L’Église pourrait-elle se dispenser de tout ce travail indispensable à sa vie du XXI° siècle fait par des nombreux spécialistes ?
Ces femmes ou hommes spécialistes, chacun dans leur domaine, peuvent être écoutés et même entendus s’ils sont convoqués.. Ils existent, ne font sans doute pas parler d’eux. Mais qui va les convoquer aujourd’hui ? Y a-t-il des lieux, des cadres pour leur donner la parole (en dehors des médias) ?
Le synode est certainement le lieu et le temps pour laisser une place à des “paroles autres” bien ancrées dans les réalités de ce monde du XXI° siècle.

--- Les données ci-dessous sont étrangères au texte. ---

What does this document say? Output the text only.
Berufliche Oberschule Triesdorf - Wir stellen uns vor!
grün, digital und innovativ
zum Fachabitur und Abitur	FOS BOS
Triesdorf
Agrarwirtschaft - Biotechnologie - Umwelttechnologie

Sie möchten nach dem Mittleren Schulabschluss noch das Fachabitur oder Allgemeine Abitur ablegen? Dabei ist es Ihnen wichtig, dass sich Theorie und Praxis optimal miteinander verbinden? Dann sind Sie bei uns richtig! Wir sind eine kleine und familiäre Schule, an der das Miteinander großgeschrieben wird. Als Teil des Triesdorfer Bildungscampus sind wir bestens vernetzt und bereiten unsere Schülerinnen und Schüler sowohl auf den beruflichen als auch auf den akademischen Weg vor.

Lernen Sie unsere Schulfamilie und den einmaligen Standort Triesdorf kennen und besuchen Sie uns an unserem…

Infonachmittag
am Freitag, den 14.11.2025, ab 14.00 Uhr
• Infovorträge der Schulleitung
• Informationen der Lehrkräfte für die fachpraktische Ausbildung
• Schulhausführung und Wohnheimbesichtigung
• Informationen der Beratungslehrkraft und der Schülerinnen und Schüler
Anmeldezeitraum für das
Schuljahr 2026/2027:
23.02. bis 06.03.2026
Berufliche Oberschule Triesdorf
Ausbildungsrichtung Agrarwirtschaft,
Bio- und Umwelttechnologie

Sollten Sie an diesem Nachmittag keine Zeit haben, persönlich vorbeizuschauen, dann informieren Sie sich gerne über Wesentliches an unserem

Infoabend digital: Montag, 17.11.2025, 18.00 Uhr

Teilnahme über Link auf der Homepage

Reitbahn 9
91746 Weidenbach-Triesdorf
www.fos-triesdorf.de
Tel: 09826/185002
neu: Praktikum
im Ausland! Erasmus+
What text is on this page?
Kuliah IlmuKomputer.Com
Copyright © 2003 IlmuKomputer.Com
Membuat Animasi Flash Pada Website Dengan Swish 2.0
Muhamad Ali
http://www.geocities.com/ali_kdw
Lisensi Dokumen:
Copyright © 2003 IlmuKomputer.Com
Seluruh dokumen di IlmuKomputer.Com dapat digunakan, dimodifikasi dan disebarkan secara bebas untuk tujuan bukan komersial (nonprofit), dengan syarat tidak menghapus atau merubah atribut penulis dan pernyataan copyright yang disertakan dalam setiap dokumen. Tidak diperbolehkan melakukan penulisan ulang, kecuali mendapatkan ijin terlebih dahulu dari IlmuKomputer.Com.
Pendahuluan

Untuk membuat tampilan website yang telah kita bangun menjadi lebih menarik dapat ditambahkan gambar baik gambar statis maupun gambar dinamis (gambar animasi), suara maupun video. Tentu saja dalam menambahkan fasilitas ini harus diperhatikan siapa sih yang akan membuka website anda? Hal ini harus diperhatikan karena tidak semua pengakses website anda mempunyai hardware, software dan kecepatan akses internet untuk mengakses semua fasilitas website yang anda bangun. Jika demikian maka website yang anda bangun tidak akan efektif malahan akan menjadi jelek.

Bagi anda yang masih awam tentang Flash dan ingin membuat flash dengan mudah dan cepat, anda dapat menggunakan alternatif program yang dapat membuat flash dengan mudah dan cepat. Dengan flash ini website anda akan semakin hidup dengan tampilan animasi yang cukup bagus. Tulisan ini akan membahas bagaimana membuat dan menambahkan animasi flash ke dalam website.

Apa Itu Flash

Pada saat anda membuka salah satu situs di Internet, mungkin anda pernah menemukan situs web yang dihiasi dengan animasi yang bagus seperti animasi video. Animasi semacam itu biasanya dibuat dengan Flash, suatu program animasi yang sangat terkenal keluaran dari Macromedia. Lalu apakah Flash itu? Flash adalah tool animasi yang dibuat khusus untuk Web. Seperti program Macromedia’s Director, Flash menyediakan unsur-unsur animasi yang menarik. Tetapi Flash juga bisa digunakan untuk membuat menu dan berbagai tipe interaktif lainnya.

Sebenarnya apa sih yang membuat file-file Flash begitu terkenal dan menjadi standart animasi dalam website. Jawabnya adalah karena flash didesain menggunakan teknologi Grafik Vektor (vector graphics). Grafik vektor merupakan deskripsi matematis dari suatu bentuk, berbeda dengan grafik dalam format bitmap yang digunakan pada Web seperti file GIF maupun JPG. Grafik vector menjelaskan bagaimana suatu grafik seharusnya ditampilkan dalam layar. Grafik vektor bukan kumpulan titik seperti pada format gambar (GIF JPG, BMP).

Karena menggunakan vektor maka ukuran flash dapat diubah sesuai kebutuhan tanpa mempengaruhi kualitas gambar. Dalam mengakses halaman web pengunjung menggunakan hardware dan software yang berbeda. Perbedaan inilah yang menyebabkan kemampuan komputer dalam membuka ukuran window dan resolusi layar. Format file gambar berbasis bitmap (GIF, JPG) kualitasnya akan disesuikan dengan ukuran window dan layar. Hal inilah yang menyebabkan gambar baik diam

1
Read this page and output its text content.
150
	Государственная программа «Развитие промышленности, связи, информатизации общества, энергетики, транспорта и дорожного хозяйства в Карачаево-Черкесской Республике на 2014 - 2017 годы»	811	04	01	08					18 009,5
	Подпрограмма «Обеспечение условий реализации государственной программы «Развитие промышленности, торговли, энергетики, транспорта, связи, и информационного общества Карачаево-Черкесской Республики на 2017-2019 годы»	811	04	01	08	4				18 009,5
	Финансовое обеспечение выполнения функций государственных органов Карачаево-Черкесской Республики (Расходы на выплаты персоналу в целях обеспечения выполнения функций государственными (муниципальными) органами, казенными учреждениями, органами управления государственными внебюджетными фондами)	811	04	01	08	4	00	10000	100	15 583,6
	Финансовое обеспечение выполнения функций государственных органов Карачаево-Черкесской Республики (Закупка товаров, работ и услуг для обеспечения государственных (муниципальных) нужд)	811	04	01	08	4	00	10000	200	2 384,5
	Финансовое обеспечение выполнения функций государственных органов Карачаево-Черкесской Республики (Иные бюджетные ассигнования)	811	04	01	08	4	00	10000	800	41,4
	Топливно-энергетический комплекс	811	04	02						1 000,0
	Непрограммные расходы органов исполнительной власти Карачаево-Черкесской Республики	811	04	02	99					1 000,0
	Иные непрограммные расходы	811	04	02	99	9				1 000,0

Si des paroles sortent “hors des clous” de l’Église officielle, qu’elles trouvent leur place dans les rapports des travaux du synode afin d’ouvrir des portes pour ceux qui travailleront sur tout ce qui pourrait ressembler à des propositions. Bon vent, que l’Esprit souffle très fort sur celles et ceux qui oeuvrent sur le synode.